Agrigento

Papa Leone a Lampedusa: preghiera sulle tombe dei migranti

La prima visita del Pontefice sull'isola si apre con gesti fortemente simbolici: omaggio al cimitero dei "senza nome", attraversa la Porta d'Europa, incontra i migranti e celebra la messa davanti a migliaia di fedeli

di Sergio Randazzo -

È una visita scandita dai gesti, più che dalle parole, quella di Papa Leone a Lampedusa. La sua prima giornata sull’isola simbolo dell’accoglienza e delle tragedie del Mediterraneo si è aperta con un intenso pellegrinaggio nei luoghi che raccontano il dramma delle migrazioni, prima della celebrazione eucaristica davanti a migliaia di fedeli.

La preghiera al cimitero dei migranti

La prima tappa è stata il cimitero di Cala Pisana, dove riposano molti dei migranti morti in mare senza un nome. Il Pontefice ha deposto un omaggio floreale e si è fermato in preghiera davanti alle sepolture, contrassegnate da croci realizzate con il legno delle imbarcazioni naufragate, in un momento di profondo raccoglimento.

Alla Porta d’Europa: lo sguardo verso il Mediterraneo

Successivamente Papa Leone si è recato alla Porta d’Europa, il monumento simbolo dell’approdo dei migranti nel continente europeo.

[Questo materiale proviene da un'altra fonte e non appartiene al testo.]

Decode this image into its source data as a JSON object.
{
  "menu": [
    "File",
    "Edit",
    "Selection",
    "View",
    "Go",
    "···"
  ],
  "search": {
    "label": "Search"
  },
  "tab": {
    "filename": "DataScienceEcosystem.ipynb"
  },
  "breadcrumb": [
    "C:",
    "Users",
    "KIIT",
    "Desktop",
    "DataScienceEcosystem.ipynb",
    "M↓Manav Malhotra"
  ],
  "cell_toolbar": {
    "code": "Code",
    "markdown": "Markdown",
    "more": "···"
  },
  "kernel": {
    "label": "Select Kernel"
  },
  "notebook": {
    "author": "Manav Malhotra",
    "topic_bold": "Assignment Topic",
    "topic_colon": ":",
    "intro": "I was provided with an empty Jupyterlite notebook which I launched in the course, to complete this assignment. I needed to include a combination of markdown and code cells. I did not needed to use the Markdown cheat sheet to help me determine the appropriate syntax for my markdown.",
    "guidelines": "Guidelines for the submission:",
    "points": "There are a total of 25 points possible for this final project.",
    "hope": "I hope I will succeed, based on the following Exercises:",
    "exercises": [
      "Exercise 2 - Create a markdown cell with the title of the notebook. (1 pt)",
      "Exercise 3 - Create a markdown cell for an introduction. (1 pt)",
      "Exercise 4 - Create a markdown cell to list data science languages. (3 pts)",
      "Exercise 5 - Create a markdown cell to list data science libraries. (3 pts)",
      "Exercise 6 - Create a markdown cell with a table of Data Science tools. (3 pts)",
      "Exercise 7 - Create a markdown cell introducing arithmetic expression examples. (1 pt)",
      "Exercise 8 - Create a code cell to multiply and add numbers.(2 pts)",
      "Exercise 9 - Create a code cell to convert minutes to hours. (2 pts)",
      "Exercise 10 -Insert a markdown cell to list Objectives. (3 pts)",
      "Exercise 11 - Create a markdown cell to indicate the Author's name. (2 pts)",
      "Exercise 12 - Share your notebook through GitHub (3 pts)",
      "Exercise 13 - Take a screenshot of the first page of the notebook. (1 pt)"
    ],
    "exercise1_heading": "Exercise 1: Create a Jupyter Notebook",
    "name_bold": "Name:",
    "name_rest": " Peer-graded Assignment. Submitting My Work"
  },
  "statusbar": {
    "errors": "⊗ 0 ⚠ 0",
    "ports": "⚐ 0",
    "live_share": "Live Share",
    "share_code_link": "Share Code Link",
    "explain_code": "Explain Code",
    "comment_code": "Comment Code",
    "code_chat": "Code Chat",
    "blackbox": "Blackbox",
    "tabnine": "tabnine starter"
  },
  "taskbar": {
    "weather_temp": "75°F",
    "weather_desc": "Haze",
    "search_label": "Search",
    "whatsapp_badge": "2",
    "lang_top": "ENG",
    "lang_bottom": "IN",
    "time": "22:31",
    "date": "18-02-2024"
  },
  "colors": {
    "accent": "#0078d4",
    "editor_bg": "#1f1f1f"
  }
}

Qui ha incontrato una famiglia di migranti e ha attraversato lentamente la grande struttura, poggiando una mano sulla porta prima di rivolgere lo sguardo verso il mare.

Il Pontefice è poi sceso da solo sulla scogliera, dove è rimasto per alcuni minuti in silenzio, osservando il Mediterraneo. Un gesto altamente simbolico che richiama la necessità di guardare a questo mare non come a un confine di morte, ma come a uno spazio di speranza e di incontro.

Il Molo Favarolo diventa “Molo Francesco”

Tra i momenti più significativi della visita anche la scopertura e la benedizione della targa che intitola il Molo Favarolo a Papa Francesco. Da oggi lo storico approdo degli sbarchi porterà ufficialmente il nome di Molo Francesco, in ricordo del legame che il Pontefice argentino instaurò con Lampedusa sin dalla sua storica visita del 2013.

Subito dopo Papa Leone ha salutato uno ad uno quindici migranti provenienti dall’hotspot dell’isola, stringendo loro la mano in un momento di grande intensità umana.

L’abbraccio ai fedeli

Prima della celebrazione della messa, il Pontefice ha percorso in papamobile le vie di Lampedusa fino al campo sportivo, dove migliaia di fedeli lo hanno accolto con entusiasmo. Lungo il tragitto non sono mancate le soste per benedire i bambini e salutare la popolazione, che aveva seguito le prime tappe della visita attraverso i maxi-schermi allestiti sull’isola.

“Qui parlano i gesti”

Nel suo primo intervento pubblico a Lampedusa, Papa Leone ha scelto parole semplici ma cariche di significato.

«Non sono venuto a fare discorsi, ma a celebrare l’Eucaristia, segno supremo della presenza di Cristo in mezzo a noi. Qui, più che le parole, parlano i gesti. Ma i gesti, per essere umani, hanno bisogno di un cuore».

Il Pontefice ha quindi ringraziato il sindaco e la comunità lampedusana per l’accoglienza, soffermandosi sul significato dell’intitolazione del molo a Papa Francesco.

«Il fatto che abbiate voluto intitolare il Molo Favarolo a Papa Francesco è segno del legame che il mio predecessore ha stabilito con la vostra comunità e con i fratelli e le sorelle migranti. Oggi sono qui per dirvi che il Papa continua ad accompagnarvi, vi sostiene e vi incoraggia».

Una visita che, attraverso il linguaggio universale dei gesti, rilancia il messaggio di accoglienza, solidarietà e speranza verso chi attraversa il Mediterraneo in cerca di un futuro migliore.